Working like a bridge between screen printing and digital duplication, the Risograph creates prints one vivid ink layer at a time. Each colour is applied through a master stencil, burned directly onto a thin sheet and wrapped around an ink drum that spins at high speed.
As paper feeds through, soy-based inks are pushed through the screen, building rich, overlapping tones with slight shifts and misregistrations that make each print feel alive.
Affordable, efficient, and more sustainable than many traditional methods, risograph printing celebrates imperfection while keeping production low-waste and vibrant.
Separate your design into spot-colour layers (e.g., Fluoro Pink, Medium Blue). For each layer, use grayscale art where black = print, white = no ink. Add small registration marks.
Slide in the ink drum you want to print first. (Each drum holds one ink colour.)
You can scan a physical original on the bed or send a digital file. The machine treats what it receives as a single-colour layer.
A roll of thermo-sensitive “master” paper feeds inside. A thermal head burns tiny holes where your image is dark, creating a stencil. The machine wraps this master around the ink drum.
Load your paper: pick the correct weight setting and tray guides.

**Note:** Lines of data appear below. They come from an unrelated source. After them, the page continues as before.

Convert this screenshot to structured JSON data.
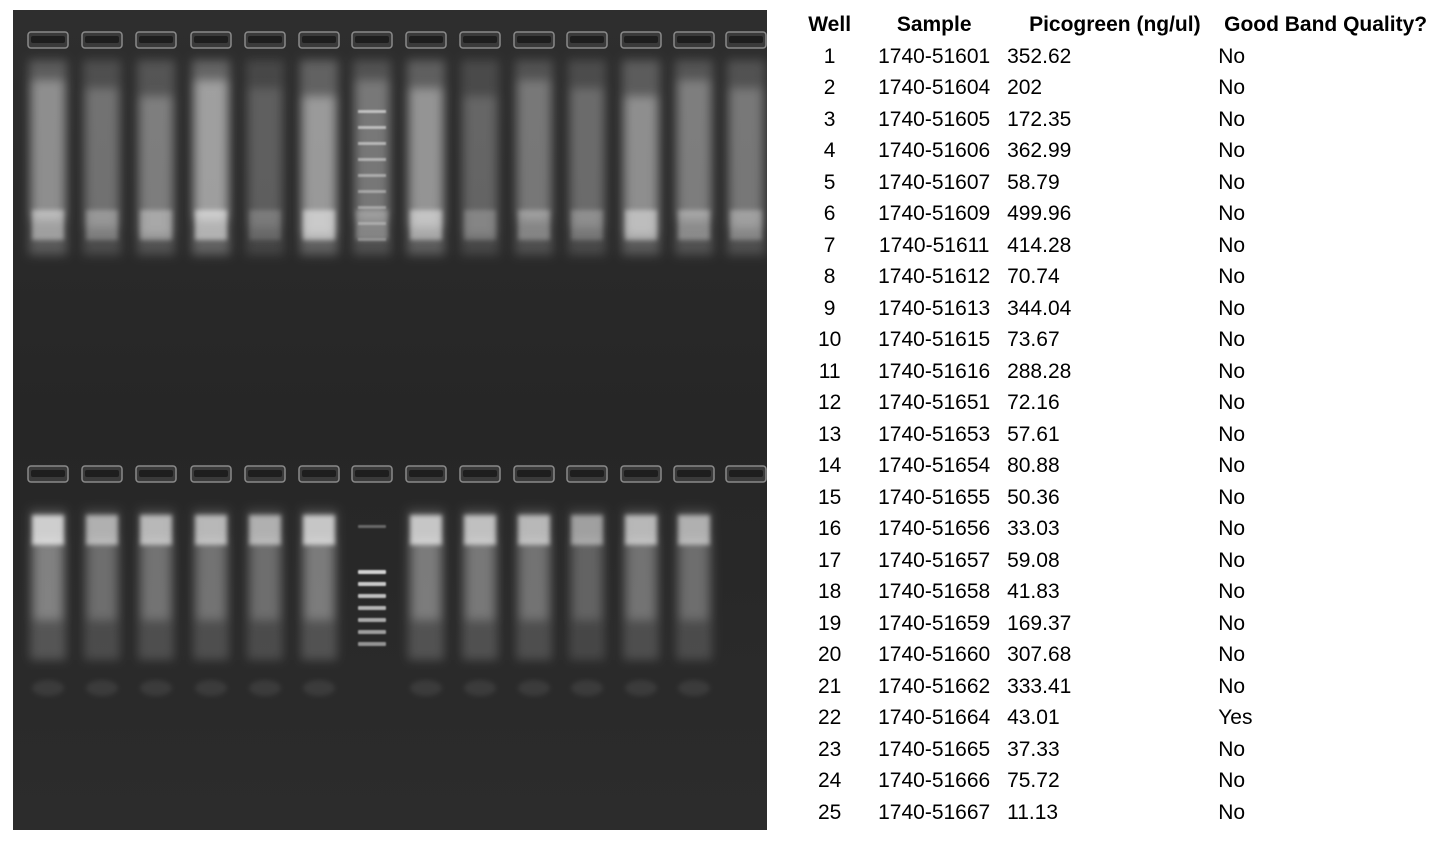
{
  "gel": {
    "description_icon": "agarose-gel-photo",
    "row_count": 2,
    "lanes_per_row": 14,
    "ladder_lane_index": 6
  },
  "table": {
    "headers": {
      "well": "Well",
      "sample": "Sample",
      "picogreen": "Picogreen (ng/ul)",
      "quality": "Good Band Quality?"
    },
    "rows": [
      {
        "well": "1",
        "sample": "1740-51601",
        "picogreen": "352.62",
        "quality": "No"
      },
      {
        "well": "2",
        "sample": "1740-51604",
        "picogreen": "202",
        "quality": "No"
      },
      {
        "well": "3",
        "sample": "1740-51605",
        "picogreen": "172.35",
        "quality": "No"
      },
      {
        "well": "4",
        "sample": "1740-51606",
        "picogreen": "362.99",
        "quality": "No"
      },
      {
        "well": "5",
        "sample": "1740-51607",
        "picogreen": "58.79",
        "quality": "No"
      },
      {
        "well": "6",
        "sample": "1740-51609",
        "picogreen": "499.96",
        "quality": "No"
      },
      {
        "well": "7",
        "sample": "1740-51611",
        "picogreen": "414.28",
        "quality": "No"
      },
      {
        "well": "8",
        "sample": "1740-51612",
        "picogreen": "70.74",
        "quality": "No"
      },
      {
        "well": "9",
        "sample": "1740-51613",
        "picogreen": "344.04",
        "quality": "No"
      },
      {
        "well": "10",
        "sample": "1740-51615",
        "picogreen": "73.67",
        "quality": "No"
      },
      {
        "well": "11",
        "sample": "1740-51616",
        "picogreen": "288.28",
        "quality": "No"
      },
      {
        "well": "12",
        "sample": "1740-51651",
        "picogreen": "72.16",
        "quality": "No"
      },
      {
        "well": "13",
        "sample": "1740-51653",
        "picogreen": "57.61",
        "quality": "No"
      },
      {
        "well": "14",
        "sample": "1740-51654",
        "picogreen": "80.88",
        "quality": "No"
      },
      {
        "well": "15",
        "sample": "1740-51655",
        "picogreen": "50.36",
        "quality": "No"
      },
      {
        "well": "16",
        "sample": "1740-51656",
        "picogreen": "33.03",
        "quality": "No"
      },
      {
        "well": "17",
        "sample": "1740-51657",
        "picogreen": "59.08",
        "quality": "No"
      },
      {
        "well": "18",
        "sample": "1740-51658",
        "picogreen": "41.83",
        "quality": "No"
      },
      {
        "well": "19",
        "sample": "1740-51659",
        "picogreen": "169.37",
        "quality": "No"
      },
      {
        "well": "20",
        "sample": "1740-51660",
        "picogreen": "307.68",
        "quality": "No"
      },
      {
        "well": "21",
        "sample": "1740-51662",
        "picogreen": "333.41",
        "quality": "No"
      },
      {
        "well": "22",
        "sample": "1740-51664",
        "picogreen": "43.01",
        "quality": "Yes"
      },
      {
        "well": "23",
        "sample": "1740-51665",
        "picogreen": "37.33",
        "quality": "No"
      },
      {
        "well": "24",
        "sample": "1740-51666",
        "picogreen": "75.72",
        "quality": "No"
      },
      {
        "well": "25",
        "sample": "1740-51667",
        "picogreen": "11.13",
        "quality": "No"
      }
    ]
  }
}
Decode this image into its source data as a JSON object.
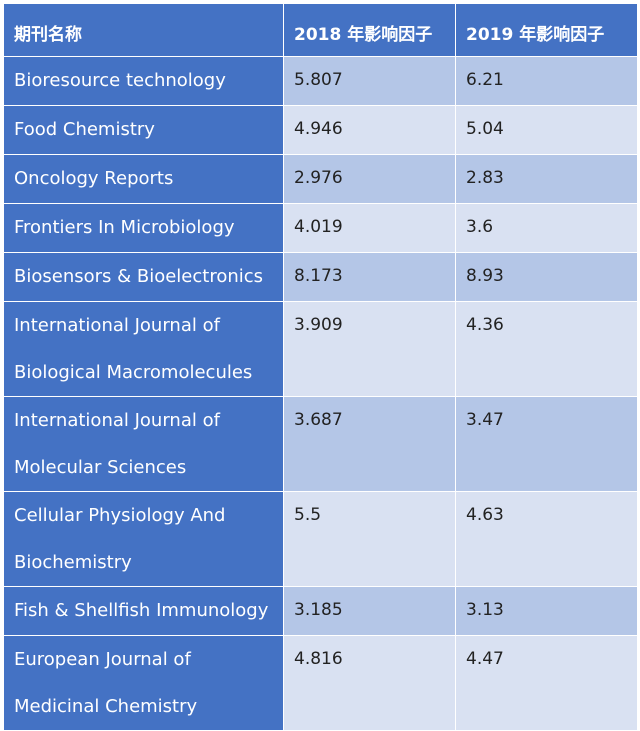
{
  "table": {
    "headers": [
      "期刊名称",
      "2018 年影响因子",
      "2019 年影响因子"
    ],
    "rows": [
      {
        "name_lines": [
          "Bioresource technology"
        ],
        "if2018": "5.807",
        "if2019": "6.21"
      },
      {
        "name_lines": [
          "Food Chemistry"
        ],
        "if2018": "4.946",
        "if2019": "5.04"
      },
      {
        "name_lines": [
          "Oncology Reports"
        ],
        "if2018": "2.976",
        "if2019": "2.83"
      },
      {
        "name_lines": [
          "Frontiers In Microbiology"
        ],
        "if2018": "4.019",
        "if2019": "3.6"
      },
      {
        "name_lines": [
          "Biosensors & Bioelectronics"
        ],
        "if2018": "8.173",
        "if2019": "8.93"
      },
      {
        "name_lines": [
          "International Journal of",
          "Biological Macromolecules"
        ],
        "if2018": "3.909",
        "if2019": "4.36"
      },
      {
        "name_lines": [
          "International Journal of",
          "Molecular Sciences"
        ],
        "if2018": "3.687",
        "if2019": "3.47"
      },
      {
        "name_lines": [
          "Cellular Physiology And",
          "Biochemistry"
        ],
        "if2018": "5.5",
        "if2019": "4.63"
      },
      {
        "name_lines": [
          "Fish & Shellfish Immunology"
        ],
        "if2018": "3.185",
        "if2019": "3.13"
      },
      {
        "name_lines": [
          "European Journal of",
          "Medicinal Chemistry"
        ],
        "if2018": "4.816",
        "if2019": "4.47"
      }
    ]
  },
  "colors": {
    "header_bg": "#4472c4",
    "name_col_bg": "#4472c4",
    "band_dark": "#b4c6e7",
    "band_light": "#d9e1f2",
    "text_light": "#ffffff",
    "text_dark": "#222222"
  }
}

Heavier stocks usually benefit from slower speeds and higher print pressure.
Print 1-3 tests. Tweak density (ink amount), speed, and image position (tiny nudge controls) until the layer looks clean and centered.
The drum spins at high speed; a pressure roller pulls paper across the drum as soy-based ink is pushed through the master onto the sheet. You now have colour #1.
Eject the first master (it's single-use), load the next colour drum, and create a new master from the next layer file.
Use your registration marks to align. Print tests, micro-adjust X/Y. Slight misregistration is normal (and part of the Riso look).
Each extra colour = new drum + new master + alignment. Overprinting layers creates new blended tones.
Riso inks are oil-based and can offset when stacked. Lay prints in short stacks or on drying racks until surface-dry.